Répondre à cette question n’est pas si simple, on en convient! D’autant plus que d’intervenir ou changer la culture organisationnelle nécessite d’agir à différents échelons dans l’écosystème organisationnel : les équipes de travail, les gestionnaires, l’environnement de travail et la haute direction. L’ensemble de ces éléments doit être orienté dans la même direction pour qu’une intervention sur la culture soit efficace. Parvenir à faire évoluer les valeurs organisationnelles et changer la culture d’une organisation est un travail de longue haleine. Cependant, il est possible de mettre en branle une transformation durable de la culture au-delà des symboles de surface et de retravailler les valeurs qui guident la façon dont le travail est effectué pour diminuer ou même enrayer les risques psychosociaux à la source. Mettre en place une telle transformation de manière durable c’est aussi faire évoluer les états d’esprit, et donc travailler sur les comportements. Mais avant même de penser à changer, il faut savoir si notre culture organisationnelle est propice à la hausse des risques psychosociaux. Pour ce faire, une organisation doit d'abord comprendre son système culturel, c'est-à-dire ses symboles, ses mythes, ses rituels, ses routines, ses structures d'organisation et de pouvoir et ses systèmes de contrôle (Johnson et al., 2020). La remise en question de ces éléments est la première étape pour changer la culture d'une organisation et, par conséquent, les conditions de travail. D’autant plus que des études récentes ont conclu que la culture organisationnelle est indirectement associée à la santé psychologique au travail par l'influence qu'elle exerce sur divers éléments de l'environnement et des conditions de travail (p. ex. exigences psychologiques et physiques, récompenses, nombre d'heures de travail, autonomie, utilisation des compétences) (Dextras-Gauthier et al., 2023).

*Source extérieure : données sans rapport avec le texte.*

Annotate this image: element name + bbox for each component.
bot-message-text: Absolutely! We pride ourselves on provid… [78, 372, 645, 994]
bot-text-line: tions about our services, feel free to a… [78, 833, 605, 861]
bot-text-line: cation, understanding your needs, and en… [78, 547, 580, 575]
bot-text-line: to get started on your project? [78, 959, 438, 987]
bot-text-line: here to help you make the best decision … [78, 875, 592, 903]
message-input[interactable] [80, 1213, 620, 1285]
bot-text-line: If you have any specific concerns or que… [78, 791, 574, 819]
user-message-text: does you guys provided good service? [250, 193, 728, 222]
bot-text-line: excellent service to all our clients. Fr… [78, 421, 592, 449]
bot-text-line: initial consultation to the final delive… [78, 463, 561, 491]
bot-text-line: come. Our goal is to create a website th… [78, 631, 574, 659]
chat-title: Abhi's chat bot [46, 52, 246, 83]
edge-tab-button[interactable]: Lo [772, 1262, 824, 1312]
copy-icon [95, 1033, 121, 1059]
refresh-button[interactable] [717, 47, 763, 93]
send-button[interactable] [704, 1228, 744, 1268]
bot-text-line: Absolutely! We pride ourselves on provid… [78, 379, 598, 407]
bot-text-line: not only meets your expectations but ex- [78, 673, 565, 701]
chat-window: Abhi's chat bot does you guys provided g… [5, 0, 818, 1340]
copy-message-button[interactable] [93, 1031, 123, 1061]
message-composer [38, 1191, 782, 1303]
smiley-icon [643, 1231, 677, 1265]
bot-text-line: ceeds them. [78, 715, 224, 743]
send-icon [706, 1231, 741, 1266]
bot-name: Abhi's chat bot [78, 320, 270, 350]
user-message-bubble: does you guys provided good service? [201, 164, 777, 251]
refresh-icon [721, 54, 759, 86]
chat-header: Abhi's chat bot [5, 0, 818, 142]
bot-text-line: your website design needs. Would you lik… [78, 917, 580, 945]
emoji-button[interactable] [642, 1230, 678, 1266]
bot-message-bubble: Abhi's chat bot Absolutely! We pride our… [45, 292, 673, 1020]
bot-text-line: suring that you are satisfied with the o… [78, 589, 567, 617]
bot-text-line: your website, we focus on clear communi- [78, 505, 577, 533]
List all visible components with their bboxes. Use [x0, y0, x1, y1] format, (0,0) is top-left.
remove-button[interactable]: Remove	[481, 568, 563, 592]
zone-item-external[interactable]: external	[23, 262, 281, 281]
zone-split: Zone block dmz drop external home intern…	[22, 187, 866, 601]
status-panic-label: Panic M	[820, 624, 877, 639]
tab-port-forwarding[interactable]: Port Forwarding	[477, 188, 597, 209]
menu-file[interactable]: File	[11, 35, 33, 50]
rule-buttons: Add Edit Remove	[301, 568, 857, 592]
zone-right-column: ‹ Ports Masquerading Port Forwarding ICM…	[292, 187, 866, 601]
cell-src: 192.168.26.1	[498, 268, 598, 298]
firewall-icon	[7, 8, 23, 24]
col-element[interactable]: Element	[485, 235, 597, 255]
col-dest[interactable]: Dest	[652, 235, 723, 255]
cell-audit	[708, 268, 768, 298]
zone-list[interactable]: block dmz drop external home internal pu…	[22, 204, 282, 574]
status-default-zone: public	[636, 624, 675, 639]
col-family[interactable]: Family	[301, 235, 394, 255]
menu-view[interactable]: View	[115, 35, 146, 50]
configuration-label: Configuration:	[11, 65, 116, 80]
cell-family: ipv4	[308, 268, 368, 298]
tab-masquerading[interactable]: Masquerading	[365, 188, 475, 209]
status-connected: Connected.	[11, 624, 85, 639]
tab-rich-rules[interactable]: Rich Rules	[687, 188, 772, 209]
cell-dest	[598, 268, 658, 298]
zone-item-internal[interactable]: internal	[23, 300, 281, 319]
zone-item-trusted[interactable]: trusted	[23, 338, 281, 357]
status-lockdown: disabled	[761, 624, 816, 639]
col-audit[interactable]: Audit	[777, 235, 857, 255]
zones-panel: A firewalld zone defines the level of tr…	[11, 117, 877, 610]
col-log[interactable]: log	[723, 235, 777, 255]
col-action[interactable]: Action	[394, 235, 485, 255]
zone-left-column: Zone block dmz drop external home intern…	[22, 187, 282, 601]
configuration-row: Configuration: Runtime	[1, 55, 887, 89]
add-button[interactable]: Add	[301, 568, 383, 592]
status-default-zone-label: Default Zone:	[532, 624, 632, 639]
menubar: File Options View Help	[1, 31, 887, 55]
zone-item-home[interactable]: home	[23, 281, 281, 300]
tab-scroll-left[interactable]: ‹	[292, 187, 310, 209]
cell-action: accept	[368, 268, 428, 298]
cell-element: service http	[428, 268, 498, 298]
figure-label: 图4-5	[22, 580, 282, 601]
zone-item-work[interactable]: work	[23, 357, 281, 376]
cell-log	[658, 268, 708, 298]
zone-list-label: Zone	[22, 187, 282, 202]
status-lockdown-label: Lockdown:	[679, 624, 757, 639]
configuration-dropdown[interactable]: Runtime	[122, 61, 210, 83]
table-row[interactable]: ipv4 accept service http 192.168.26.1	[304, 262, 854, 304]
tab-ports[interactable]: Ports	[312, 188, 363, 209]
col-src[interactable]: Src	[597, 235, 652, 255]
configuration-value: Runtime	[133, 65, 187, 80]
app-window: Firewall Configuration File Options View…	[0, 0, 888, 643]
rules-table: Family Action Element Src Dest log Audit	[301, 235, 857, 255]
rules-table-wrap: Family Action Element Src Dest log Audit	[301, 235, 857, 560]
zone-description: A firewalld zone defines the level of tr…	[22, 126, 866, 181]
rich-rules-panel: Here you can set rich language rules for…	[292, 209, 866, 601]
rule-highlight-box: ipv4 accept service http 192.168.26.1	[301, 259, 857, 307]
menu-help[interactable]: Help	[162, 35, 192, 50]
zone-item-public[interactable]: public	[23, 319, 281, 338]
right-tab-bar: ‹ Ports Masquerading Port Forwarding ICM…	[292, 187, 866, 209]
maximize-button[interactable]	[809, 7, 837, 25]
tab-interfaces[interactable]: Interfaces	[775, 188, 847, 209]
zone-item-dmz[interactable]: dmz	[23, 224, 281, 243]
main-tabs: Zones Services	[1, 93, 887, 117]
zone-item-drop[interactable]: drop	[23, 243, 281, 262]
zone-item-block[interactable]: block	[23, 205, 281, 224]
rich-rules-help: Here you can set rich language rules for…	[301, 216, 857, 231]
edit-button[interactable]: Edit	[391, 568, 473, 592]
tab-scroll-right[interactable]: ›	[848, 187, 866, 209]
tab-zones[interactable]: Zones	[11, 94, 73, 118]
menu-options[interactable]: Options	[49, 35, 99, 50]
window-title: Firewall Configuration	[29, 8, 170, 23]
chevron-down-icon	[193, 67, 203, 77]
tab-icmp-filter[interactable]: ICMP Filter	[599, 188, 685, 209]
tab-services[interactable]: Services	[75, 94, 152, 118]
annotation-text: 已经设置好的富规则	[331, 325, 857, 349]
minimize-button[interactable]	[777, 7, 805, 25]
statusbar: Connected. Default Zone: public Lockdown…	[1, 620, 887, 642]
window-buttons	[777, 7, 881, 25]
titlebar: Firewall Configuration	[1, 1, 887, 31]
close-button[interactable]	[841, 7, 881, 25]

Pour les spécialistes en RH, amorcer une réflexion sur la culture de leur organisation peut s’articuler à partir de la question suivante : Comment avons-nous réagi la dernière fois qu’un membre de l’équipe s'est adressé à nous pour, par exemple, partager ses préoccupations concernant la justice organisationnelle, sa charge de travail ou un conflit avec un collègue? Se questionner sur sa culture organisationnelle permet aussi de la faire évoluer afin qu’elle tienne compte des tendances émergentes en matière de risques psychosociaux liés aux nouvelles formes d’organisation du travail, aux technologies numériques envahissantes ou encore aux incertitudes économiques. Adopter une approche proactive en remettant en question sa culture organisationnelle pourrait être la première étape vers la création d’un environnement de travail plus sain pour les talents et les gestionnaires et adapté aux nouvelles réalités du marché du travail.
Références
- Boucher, F., Dextras-Gauthier, J., Gilbert, M.-H., Fournier, P.-S., & Dima, J. (2024). One down, fifty to go: managers’ perceptions of their workload and how they cope with it to maintain their psychological health [Original Research]. Frontiers in Psychology, 14. https://doi.org/10.3389/fpsyg.2023.1336560
- Dextras-Gauthier, J., Gilbert, M.-H., Dima, J., & Adou, L. B. (2023). Organizational culture and leadership behaviors: is manager’s psychological health the missing piece? Frontiers in Psychology, 14, 1237775.
- Johnson, J., Whittington, R., Regnér, P., Angwin, D., Johnson, G., & Scholes, K. (2020). Exploring strategy. Pearson UK.